E così si torna ai calcoli che ieri per le strade di Mosca, tra un manzo alla Stroganoff e un bicchierino di vodka, hanno animato le chiacchiere dei tifosi della Roma in attesa della sfida di stasera. Tre scenari possibili, ovviamente: vittoria, pareggio, sconfitta, dando per scontata nell'altra gara una vittoria del Real (che magari scontatissima non è, ma altrimenti il quadro delle possibilità rende impossibile ogni ragionamento). In caso di successo della Roma, la questione qualificazione sarebbe praticamente chiusa e la sfida dell'Olimpico di fine novembre col Real sarebbe una sorta di spareggio per il primo posto finale, con due risultati su tre a favore degli spagnoli. In caso di pareggio, la Roma avrebbe consolidato il vantaggio di due punti sui russi oltre a quello dello scontro diretto, ma poi bisognerebbe comunque fare risultato col Real o quanto meno non perdere l'ultima giornata a Plzen. Con una sconfitta la squadra di Goncharenko scavalcherebbe la Roma e un'eventuale sconfitta poi col Real sancirebbe probabilmente l'eliminazione dei giallorossi, a meno che i cechi non s'imponessero a fine novembre al Luzhniki. Per i bookmakers in ogni caso la favorita netta stasera è la Roma: il 2 si può ancora giocare mediamente al doppio dell'investimento, il pareggio intorno a 3,5, la vittoria del Cska a 4 e oltre. Troppe cifre? Troppi calcoli? Allora diciamo che c'è solo bisogno di rivedere la Roma bella e vincente che in Chamopions peraltro non tradisce mai e se insomma c'è un trend da smentire semmai è quello di campionato.

Alla sfida Di Francesco arriva con certezze tali che stavolta la formazione non sembra in discussione: ha scelto l'impianto utilizzato contro la Lazio nel derby, partita da cui non a caso la Roma ha innestato una marcia diversa. Dunque Florenzi giocherà esterno alto e Santon completerà la difesa con il rientrante Manolas al fianco di Fazio (ma la buona prova di Jesus a Firenze non esclude la sorpresa del brasiliano) e Kolarov a sinistra. In mezzo resteranno vigili Cristante e Nzonzi, mentre Lorenzo Pellegrini (preferito a Zaniolo) ballerà dietro Dzeko con Florenzi e Kluivert sui lati a fare da fastidiosi incursori. Formazione inedita, dunque, con l'olandese in campo dal primo minuto come già avvenuto due volte, una in Champions col Plzen e una a Bologna in campionato. C'è un po' di curiosità per capire chi dovrà accontentarsi della tribuna: i candidati sono Coric e, se l'allenatore rispetterà il principio di due giocatori del ruolo in panchina (come noto nella lista di Champions c'è spazio solo per 7 panchinari), dovrà probabilmente sacrificarsi El Shaarawy, con Ünder e Schick pronti a subentrare alla bisogna.

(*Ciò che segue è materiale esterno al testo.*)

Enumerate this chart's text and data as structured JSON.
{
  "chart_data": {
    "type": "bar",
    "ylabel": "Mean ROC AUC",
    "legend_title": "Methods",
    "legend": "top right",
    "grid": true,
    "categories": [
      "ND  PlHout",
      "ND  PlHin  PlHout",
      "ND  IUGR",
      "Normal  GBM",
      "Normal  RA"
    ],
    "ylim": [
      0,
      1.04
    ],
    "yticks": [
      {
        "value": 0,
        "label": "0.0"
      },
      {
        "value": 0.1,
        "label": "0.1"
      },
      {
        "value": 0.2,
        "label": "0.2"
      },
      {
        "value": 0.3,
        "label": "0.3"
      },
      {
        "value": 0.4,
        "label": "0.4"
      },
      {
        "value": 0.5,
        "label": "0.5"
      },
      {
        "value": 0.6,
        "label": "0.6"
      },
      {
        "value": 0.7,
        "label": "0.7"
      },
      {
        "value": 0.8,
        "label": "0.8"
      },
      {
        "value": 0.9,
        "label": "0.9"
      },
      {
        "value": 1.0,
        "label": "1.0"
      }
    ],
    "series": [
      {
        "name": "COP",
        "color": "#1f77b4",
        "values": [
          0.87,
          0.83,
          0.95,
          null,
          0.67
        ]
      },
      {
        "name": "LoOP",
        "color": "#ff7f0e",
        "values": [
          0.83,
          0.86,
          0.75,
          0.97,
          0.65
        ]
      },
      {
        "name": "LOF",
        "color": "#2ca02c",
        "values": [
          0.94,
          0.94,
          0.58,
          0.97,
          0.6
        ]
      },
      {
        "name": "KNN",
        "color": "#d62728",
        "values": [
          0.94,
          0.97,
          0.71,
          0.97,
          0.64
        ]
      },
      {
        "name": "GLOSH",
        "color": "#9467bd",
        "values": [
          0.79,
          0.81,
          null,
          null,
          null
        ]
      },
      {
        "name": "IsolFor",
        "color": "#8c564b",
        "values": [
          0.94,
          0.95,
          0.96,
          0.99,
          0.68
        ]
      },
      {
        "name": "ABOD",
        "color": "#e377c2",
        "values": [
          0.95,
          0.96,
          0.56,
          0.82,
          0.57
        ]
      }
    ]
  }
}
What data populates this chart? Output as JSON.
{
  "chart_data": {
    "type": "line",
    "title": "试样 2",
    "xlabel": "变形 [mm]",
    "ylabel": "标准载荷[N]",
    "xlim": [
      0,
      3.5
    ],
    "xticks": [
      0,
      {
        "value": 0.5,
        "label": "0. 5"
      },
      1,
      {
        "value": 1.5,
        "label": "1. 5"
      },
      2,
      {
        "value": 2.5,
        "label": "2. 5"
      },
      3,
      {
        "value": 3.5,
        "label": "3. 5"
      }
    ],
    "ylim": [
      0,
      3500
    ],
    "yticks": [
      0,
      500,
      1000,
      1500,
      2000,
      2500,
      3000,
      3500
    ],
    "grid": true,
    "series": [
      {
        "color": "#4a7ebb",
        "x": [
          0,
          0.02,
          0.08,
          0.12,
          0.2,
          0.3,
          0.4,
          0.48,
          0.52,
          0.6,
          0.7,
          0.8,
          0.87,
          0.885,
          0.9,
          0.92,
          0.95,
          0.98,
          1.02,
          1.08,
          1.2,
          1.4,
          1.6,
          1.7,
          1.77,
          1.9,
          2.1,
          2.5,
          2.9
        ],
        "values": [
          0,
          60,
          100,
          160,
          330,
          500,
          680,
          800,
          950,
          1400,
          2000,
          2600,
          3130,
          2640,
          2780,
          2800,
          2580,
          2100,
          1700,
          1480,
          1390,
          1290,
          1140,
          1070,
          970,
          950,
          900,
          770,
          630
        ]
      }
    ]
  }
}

La splendida corsa della Roma nella Champions dello scorso anno va onorata con un'altra bella prestazione, tale da arricchire ulteriormente le casse della società (con i premi Uefa) ma anche la considerazione che in Europa si può avere di questa squadra, che invece in Italia fatica a farsi apprezzare, e quindi temere. Vincere stasera servirà proprio a questo: a far meglio in campionato. Eccola la sottile linea russa della continuità che va cercando l'allenatore.